Quatre programmes pour un double objectif : croissance et stabilité
La majeure partie des fonds – 50 millions d’euros – sera allouée au programme Africa Trade Competitiveness and Market Access (ATCMA), qui vise à renforcer la compétitivité des entreprises ouest-africaines et à faciliter leur accès aux marchés, notamment européens. Ce soutien porte sur l’amélioration des chaînes de valeur locales, l’appui à la transformation des produits et la conformité aux normes internationales.
Un second programme, doté de 11,5 millions d’euros, cible le secteur des services, dont le poids dans les économies africaines ne cesse de croître, qu’il s’agisse de la logistique, des technologies numériques ou des services aux entreprises.
Les deux autres composantes de l’initiative visent la consolidation de la paix et de la sécurité ainsi que le renforcement des institutions de la CEDEAO. Ces axes sont jugés cruciaux dans un contexte marqué par la recrudescence des violences jihadistes, les transitions militaires au Sahel et la fragilisation de l’architecture régionale de sécurité.
Une coopération technique multisectorielle
Plusieurs agences européennes et internationales sont impliquées dans la mise en œuvre des programmes : la GIZ (coopération allemande), l’UNIDO, le Centre du commerce international (ITC), l’Agence espagnole de coopération internationale (AECID), ainsi que l’agence française Expertise France et le Fonds d’innovation pour l’accès aux marchés (FIAP).
L’objectif affiché : proposer des solutions “co-construites” avec les partenaires africains, axées sur le développement des compétences locales, la formation professionnelle et l’amélioration de l’environnement commercial.
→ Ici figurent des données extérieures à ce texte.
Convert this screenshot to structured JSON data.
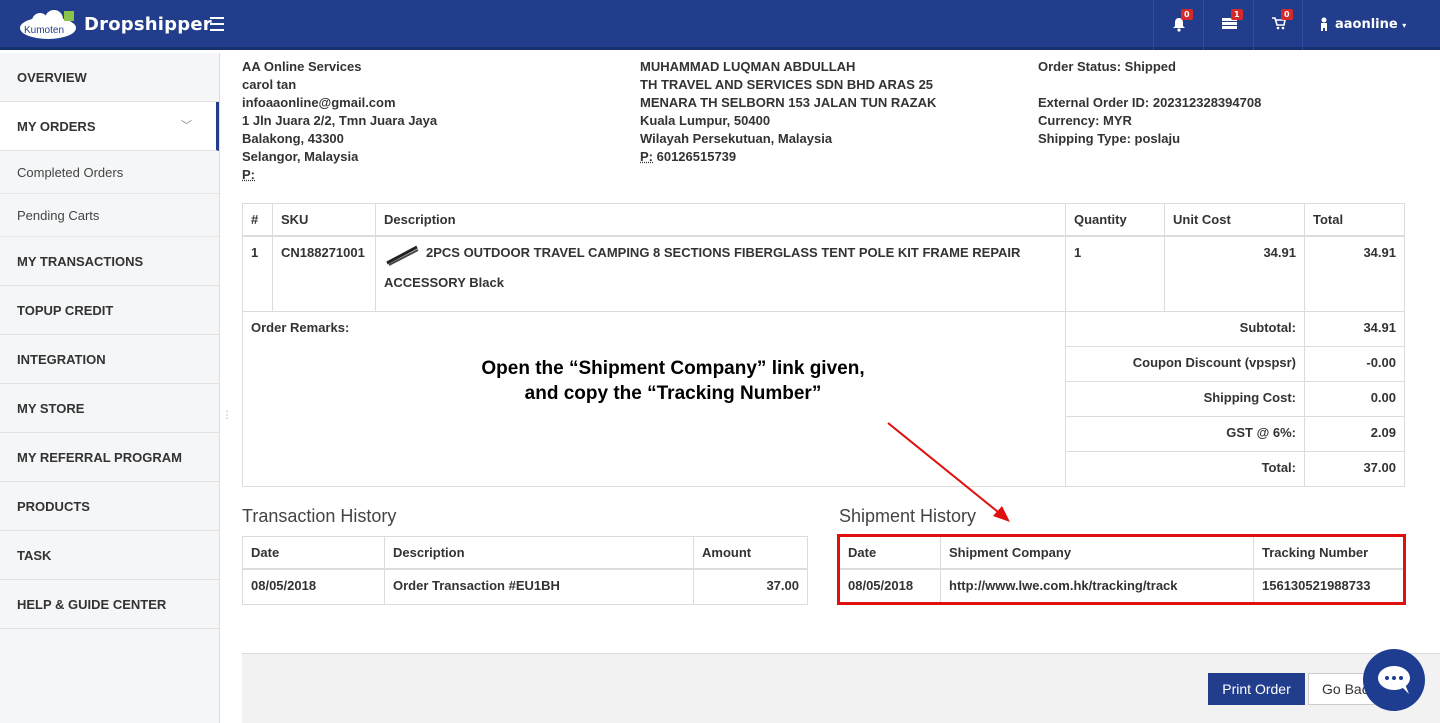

Ces interventions s’appuient sur les accords de partenariat économique (APE) entre l’UE et les pays d’Afrique de l’Ouest, bien qu’ils restent controversés dans certains cercles économiques africains.
Une initiative dans un climat régional sous tension
Cette initiative intervient alors que l’Afrique de l’Ouest traverse une période de profondes turbulences politiques. En janvier 2025, le Mali, le Burkina Faso et le Niger ont annoncé leur retrait de la CEDEAO pour former l’Alliance des États du Sahel (AES), dénonçant une organisation « instrumentalisée par l’étranger » et jugée inefficace face à l’insécurité.
Ce retrait remet en question l’unité régionale, compliquant les projets d’intégration comme la Zone de libre-échange continentale africaine (ZLECAf) ou le tarif extérieur commun de la CEDEAO, pourtant conçus pour créer un marché commun de plus de 400 millions d’habitants.
Malgré ces divisions, le président de la Commission de la CEDEAO, Omar Alieu Touray, a réaffirmé lors d’une récente conférence la volonté de l’organisation de poursuivre ses efforts pour « une région pacifique et intégrée ».
Concurrence géopolitique et stratégies d’influence
Face à la montée en puissance de la Chine et de la Russie en Afrique, l’Union européenne entend affirmer une approche fondée sur le partenariat et la durabilité. L’accent est mis sur des solutions « adaptées à l’Afrique », mais sans pour autant nier les critiques persistantes sur la dépendance aux financements extérieurs.
Les pays membres de l’AES, en particulier, fustigent régulièrement ce qu’ils considèrent comme une influence excessive des partenaires occidentaux dans les politiques économiques et sécuritaires de la région. Ce nouveau programme, en insistant sur la co-construction et la complémentarité, vise justement à rééquilibrer les rapports de coopération.
Enjeux et limites d’un engagement ciblé
Avec 105 millions d’euros, le projet reste modeste au regard des besoins colossaux de la région en matière d’infrastructures, d’emplois, de sécurité et d’intégration. Mais il envoie un signal politique clair : l’Union européenne entend maintenir son rôle de partenaire stratégique pour l’Afrique de l’Ouest et soutenir une vision d’intégration régionale fondée sur la paix, le commerce et la résilience institutionnelle.
Pour les entreprises locales, les opportunités pourraient être concrètes : accès facilité au marché européen, appui à la compétitivité, diversification économique. Reste à voir si, dans une région minée par les divisions internes, ces efforts suffiront à déclencher une dynamique durable de transformation.